Agnieszka Graff, Ph.D./ Elżbieta Korolczuk, Ph.D.

Agnieszka Graff, Ph.D.

Agnieszka Graff is a Polish feminist scholar, activist and media commentator.
As co-organizer and speaker of Congress of Polish Women, she writes for major journals and newspapers, including the liberal daily Gazeta Wyborcza. As an academic, she is based at the American Studies Center, University of Warsaw, where she teaches US culture, literature and film, African American studies and gender studies.
Her publications examine the intersection of gender, sexuality and national identity. She has authored four books of feminist essays: Świat bez kobiet (World without Women, 2001); Rykoszetem (Stray Bullets –Gender, Sexuality and Nation, 2008), Magma (The Quagmire Effect, 2010), Matka feministka (Mother and Feminist, 2014).
She is also the author of numerous articles on gender in Polish and American culture published in collected volumes and academic journals, including Public Culture and Feminist Studies.

Her current interest is in the transnational anti-gender movement. Her article on anti-genderism co-written with Elżbieta Korolczuk has been accepted for publication in Signs in 2018 and she is currently co-editing an upcoming issue of Signs on gender and the global right.

Elżbieta Korolczuk, Ph.D.

Elżbieta Korolczuk is a sociologist, commentator, women's and human rights activist. She works at Södertörn University in Stockholm and teaches at Gender Studies, Warsaw University; her research interests involve social movements, parenthood and gender, including anti-gender campaigns and movements.
Most recent publications include books: Civil Society Revisited: Lessons from Poland co-edited with Kerstin Jacobsson (Berghahn Books, 2017) and Rebellious Parents. Parental Movements in Central-Eastern Europe and Russia co-edited with Katalin Fábián (Indiana University Press, 2017).

For over a decade she was a member of Women’s 8 of March Alliance, currently she is engaged in the Association "For Our Children" fighting for the changes in the Polish child support system and serves as a board member of "Akcja Demokracja" Foundation.

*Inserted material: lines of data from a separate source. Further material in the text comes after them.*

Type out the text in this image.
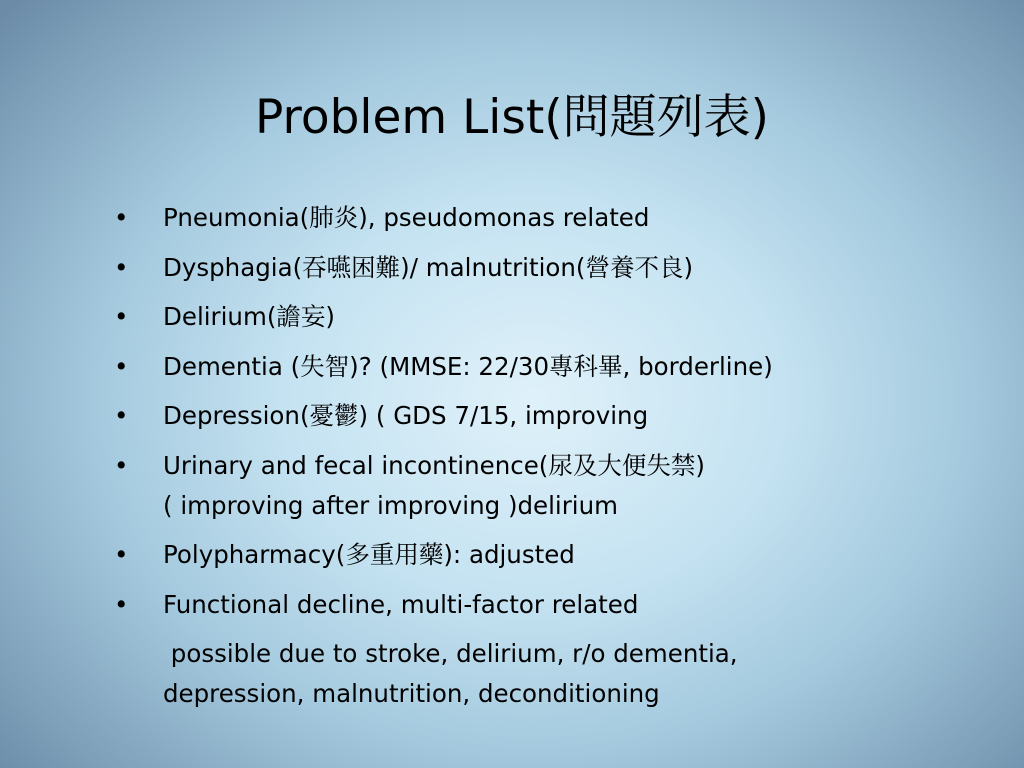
Problem List(問題列表)
• Pneumonia(肺炎), pseudomonas related
• Dysphagia(吞嚥困難)/ malnutrition(營養不良)
• Delirium(譫妄)
• Dementia (失智)? (MMSE: 22/30專科畢, borderline)
• Depression(憂鬱) ( GDS 7/15, improving
• Urinary and fecal incontinence(尿及大便失禁)
( improving after improving )delirium
• Polypharmacy(多重用藥): adjusted
• Functional decline, multi-factor related
possible due to stroke, delirium, r/o dementia,
depression, malnutrition, deconditioning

Email: elzbieta.korolczuk[at]sh.se

“Ebola from Brussels”: anti-genderism, right-wing populism and the future of transnational feminism

Keynote - Saturday, 15.09. 11:30 - 12:30 ZHG 011

For the new wave of transnational populist right, “genderism” has become a flexible signifier for all that is wrong with the contemporary world: gender chaos, low fertility rates, social inequality and the arrogance of the liberal elites. The reactionary mobilization against gender, in progress since 2010, is a broad movement that operates on two levels: academic and sociopolitical. We will examine both, focusing on the cultural geography of anti-genderism and its links to right-wing populism. By selectively borrowing from liberal-left and feminist discourses, this movement strives to construct a new universalism, an illiberal one and to rewrite Western intellectual history. All this has serious implications for feminist theory and activism.

The East-West divide features prominently in the anti-gender discourse and politics: Russia is the source of inspiration, Poland appears as an unspoiled land of true men and real women, a key battlefield in the culture wars, whereas European Union is a source of imminent danger, with genderism imagined as an epidemic. What does this mean for feminist geographies of knowledge, prestige and activism that have long been shaped by an East-West divide?